Shares of Medtronic Inc and St Jude Medical Inc rose 4.2 percent and 7.7 percent respectively, as analysts projected that the rival heart device makers were poised to benefit from Boston Scientific’s setback.
Boston Scientific shares were down $1.00, or 12.9 percent, at $6.78 in afternoon trading on the New York Stock Exchange, where they earlier fell as low as $6.31.
The shares had fallen sharply in premarket trading as several analysts revealed the suspension before the company’s announcement. Boston Scientific informed its sales force on Sunday about the suspension and the sales force in turn started telling physicians, company spokesman Paul Donovan said.
Boston Scientific said it found two errors in its filing procedures with the U.S. Food and Drug Administration for changes made to its manufacturing processes.
In the first instance, the company’s regulatory department did not see the need for a supplemental filing, Donovan said. In the second error, a filing was incomplete, he said.
The company has informed the FDA of the errors and plans to work closely with the agency to resolve the situation.
“We are acting voluntarily and expeditiously to resolve this situation, and we have seen no evidence of any risk to patient safety,” Elliott said in a statement.
Products affected by the sales suspension include the Cognis, Confient, Livian, Prizm, Renewal, Teligen and Vitality device brands.
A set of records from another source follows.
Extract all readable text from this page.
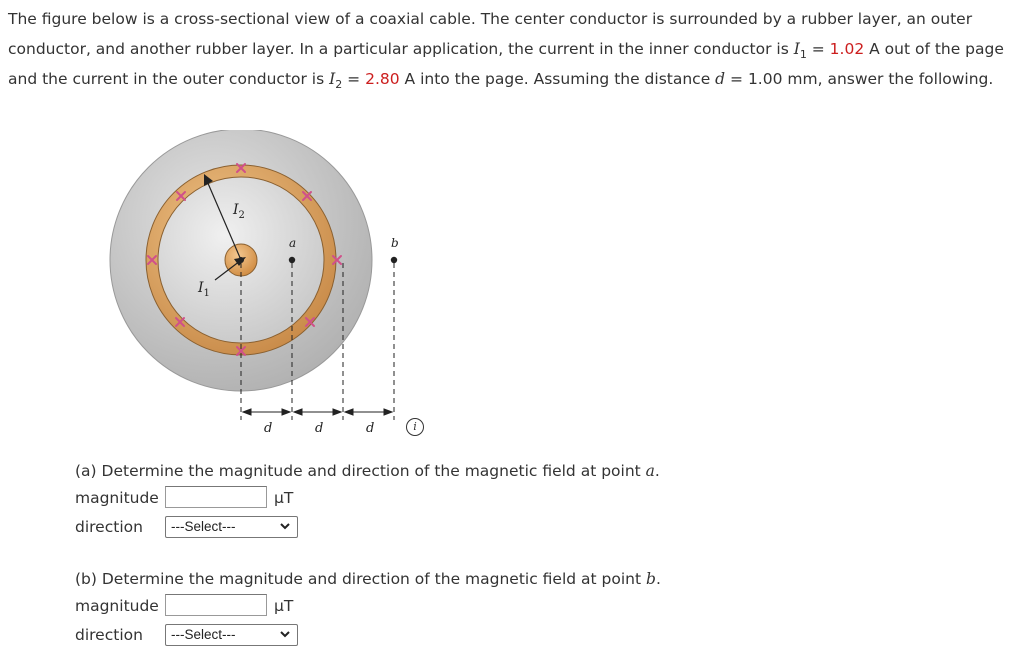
The figure below is a cross-sectional view of a coaxial cable. The center conductor is surrounded by a rubber layer, an outer conductor, and another rubber layer. In a particular application, the current in the inner conductor is $I_1 = 1.02$ A out of the page and the current in the outer conductor is $I_2 = 2.80$ A into the page. Assuming the distance d = 1.00 mm, answer the following.
$I_2$
$I_1$
a	b
d	d	d	i
(a) Determine the magnitude and direction of the magnetic field at point a.
magnitude	µT
direction	---Select---
(b) Determine the magnitude and direction of the magnetic field at point b.
magnitude	µT
direction	---Select---
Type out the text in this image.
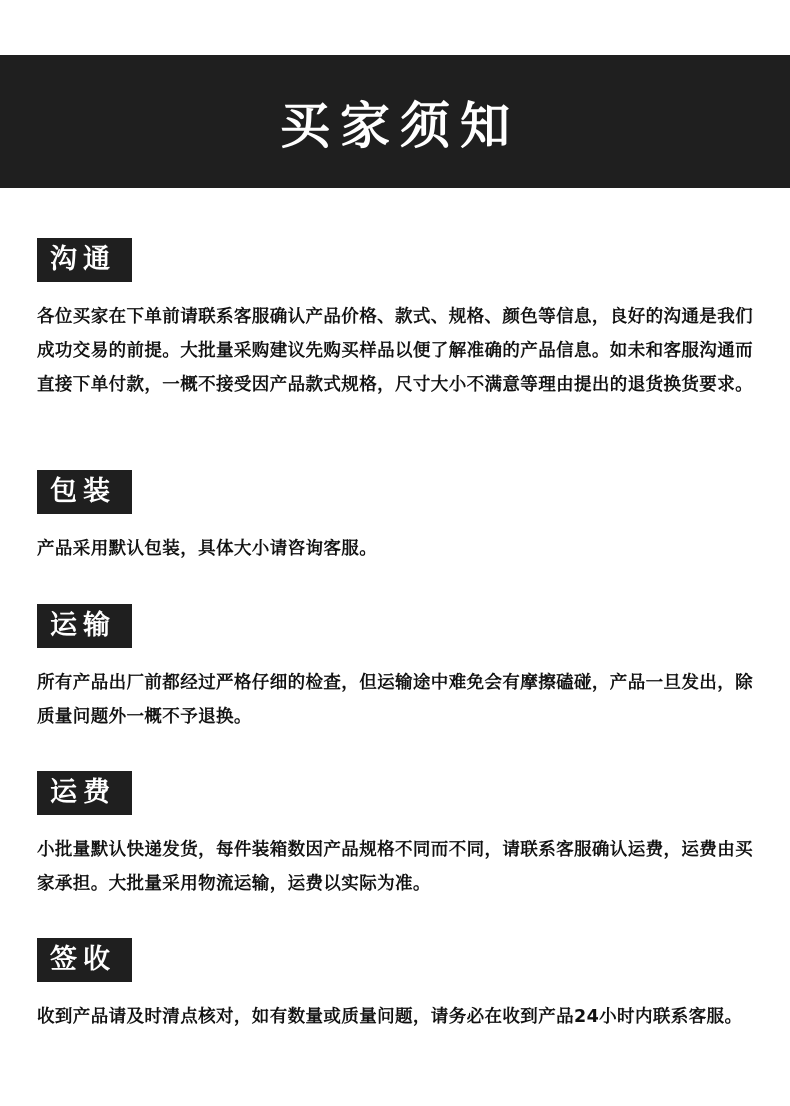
买家须知
沟通
各位买家在下单前请联系客服确认产品价格、款式、规格、颜色等信息，良好的沟通是我们成功交易的前提。大批量采购建议先购买样品以便了解准确的产品信息。如未和客服沟通而直接下单付款，一概不接受因产品款式规格，尺寸大小不满意等理由提出的退货换货要求。
包装
产品采用默认包装，具体大小请咨询客服。
运输
所有产品出厂前都经过严格仔细的检查，但运输途中难免会有摩擦磕碰，产品一旦发出，除质量问题外一概不予退换。
运费
小批量默认快递发货，每件装箱数因产品规格不同而不同，请联系客服确认运费，运费由买家承担。大批量采用物流运输，运费以实际为准。
签收
收到产品请及时清点核对，如有数量或质量问题，请务必在收到产品24小时内联系客服。
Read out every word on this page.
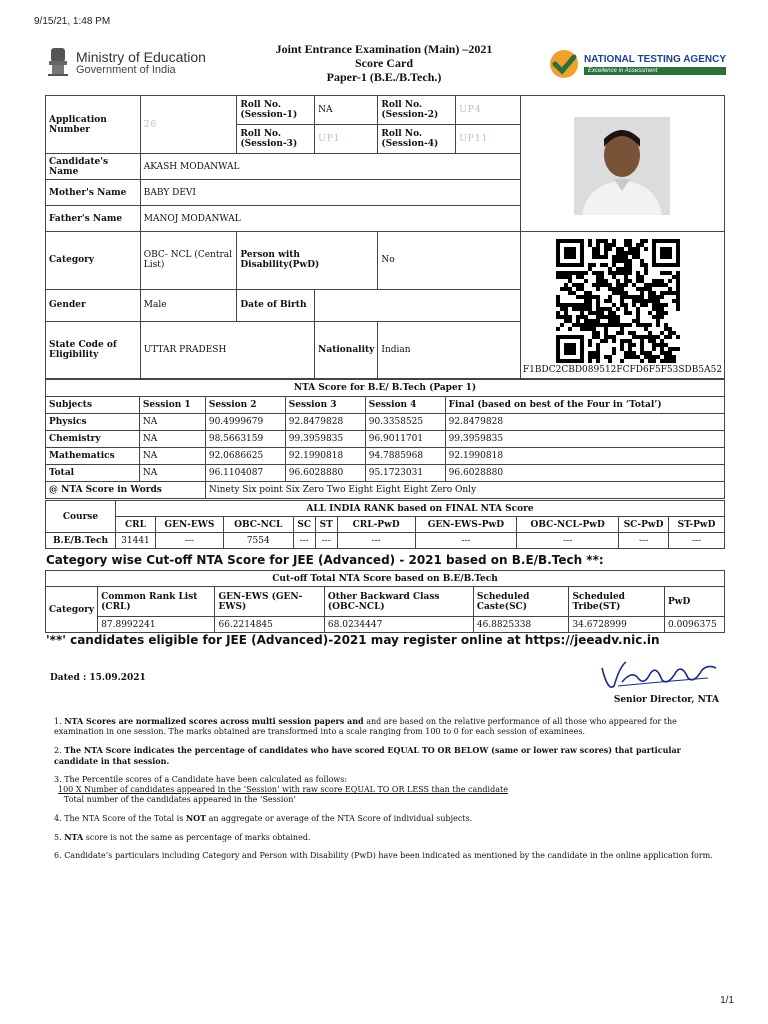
9/15/21, 1:48 PM
Ministry of Education
Government of India
Joint Entrance Examination (Main) –2021
Score Card
Paper-1 (B.E./B.Tech.)
NATIONAL TESTING AGENCY
Excellence in Assessment
Application Number	2⁢6⁢⁢⁢⁢⁢	Roll No. (Session-1)	NA	Roll No. (Session-2)	UP⁢⁢⁢⁢4	

		Roll No. (Session-3)	UP1⁢⁢⁢⁢	Roll No. (Session-4)	UP1⁢⁢⁢⁢⁢1	
Candidate's Name	AKASH MODANWAL					
Mother's Name	BABY DEVI					
Father's Name	MANOJ MODANWAL					
Category	OBC- NCL (Central List)	Person with Disability(PwD)		No		F1BDC2CBD089512FCFD6F5F53SDB5A52

Gender	Male	Date of Birth	
State Code of Eligibility	UTTAR PRADESH		Nationality	Indian		
NTA Score for B.E/ B.Tech (Paper 1)					
Subjects	Session 1	Session 2	Session 3	Session 4	Final (based on best of the Four in ‘Total’)
Physics	NA	90.4999679	92.8479828	90.3358525	92.8479828
Chemistry	NA	98.5663159	99.3959835	96.9011701	99.3959835
Mathematics	NA	92.0686625	92.1990818	94.7885968	92.1990818
Total	NA	96.1104087	96.6028880	95.1723031	96.6028880
@ NTA Score in Words		Ninety Six point Six Zero Two Eight Eight Eight Zero Only			
Course	ALL INDIA RANK based on FINAL NTA Score									
	CRL	GEN-EWS	OBC-NCL	SC	ST	CRL-PwD	GEN-EWS-PwD	OBC-NCL-PwD	SC-PwD	ST-PwD
B.E/B.Tech	31441	---	7554	---	---	---	---	---	---	---
Category wise Cut-off NTA Score for JEE (Advanced) - 2021 based on B.E/B.Tech **:
Cut-off Total NTA Score based on B.E/B.Tech						
Category	Common Rank List (CRL)	GEN-EWS (GEN-EWS)	Other Backward Class (OBC-NCL)	Scheduled Caste(SC)	Scheduled Tribe(ST)	PwD
	87.8992241	66.2214845	68.0234447	46.8825338	34.6728999	0.0096375
'**' candidates eligible for JEE (Advanced)-2021 may register online at https://jeeadv.nic.in
Dated : 15.09.2021
Senior Director, NTA

1. NTA Scores are normalized scores across multi session papers and and are based on the relative performance of all those who appeared for the examination in one session. The marks obtained are transformed into a scale ranging from 100 to 0 for each session of examinees.

2. The NTA Score indicates the percentage of candidates who have scored EQUAL TO OR BELOW (same or lower raw scores) that particular candidate in that session.

3. The Percentile scores of a Candidate have been calculated as follows:
100 X Number of candidates appeared in the ‘Session’ with raw score EQUAL TO OR LESS than the candidate
Total number of the candidates appeared in the ‘Session’

4. The NTA Score of the Total is NOT an aggregate or average of the NTA Score of individual subjects.

5. NTA score is not the same as percentage of marks obtained.

6. Candidate’s particulars including Category and Person with Disability (PwD) have been indicated as mentioned by the candidate in the online application form.

1/1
Pacemakers are not affected, and the company is not recommending removal of any of the devices.
“It is not clear what the implication of this will be clinically, but I can tell you that it certainly does erode physician confidence in the brand,” said Dr. Micah Eimer, a cardiologist and associate professor at University of Chicago attending the American College of Cardiology meeting in Atlanta.
Dr. Kevin Monahan, an electrophysiologist at Boston University Medical Center who was also at the meeting, said it would be premature to say the brand is damaged, “but if there’s another shoe to fall, that’s another story.”
The actions could hurt the company’s previous forecasts, including revenue, operating profit and cash flow for the first quarter and full year, Boston Scientific said.
Donovan declined to elaborate on how long the sales suspension would last or how removing the products from the market might affect the company’s earnings.
Yields on Boston Scientific bonds widened sharply as their prices fell. Yields on its 4.5 percent notes due in 2015 rose to 280 basis points over U.S. Treasuries from 230 basis points at Friday’s close, according to MarketAxess. The bonds were some of the day’s worst performers.
Analysts said the suspension hurts the company’s attempts to regain momentum after a series of stumbles.
Last month, the company announced a restructuring of its cardiovascular and cardiac rhythm management divisions and said it would cut its work force by as much as 10 percent.
Boston Scientific in December paid $22 million to settle a U.S. Department of Justice probe dating back to 2005 into whether its Guidant division had paid physicians to implant Guidant-brand pacemakers and defibrillators.
In November, Boston Scientific agreed to pay $296 million to settle a separate DOJ probe into the Guidant recalls.
“Boston Scientific’s history of recalls and regulatory issues continues to generate negative sentiment from the clinical community and could lead to longer-term share gains for both St Jude and Medtronic,” Jefferies analyst Peter Bye said.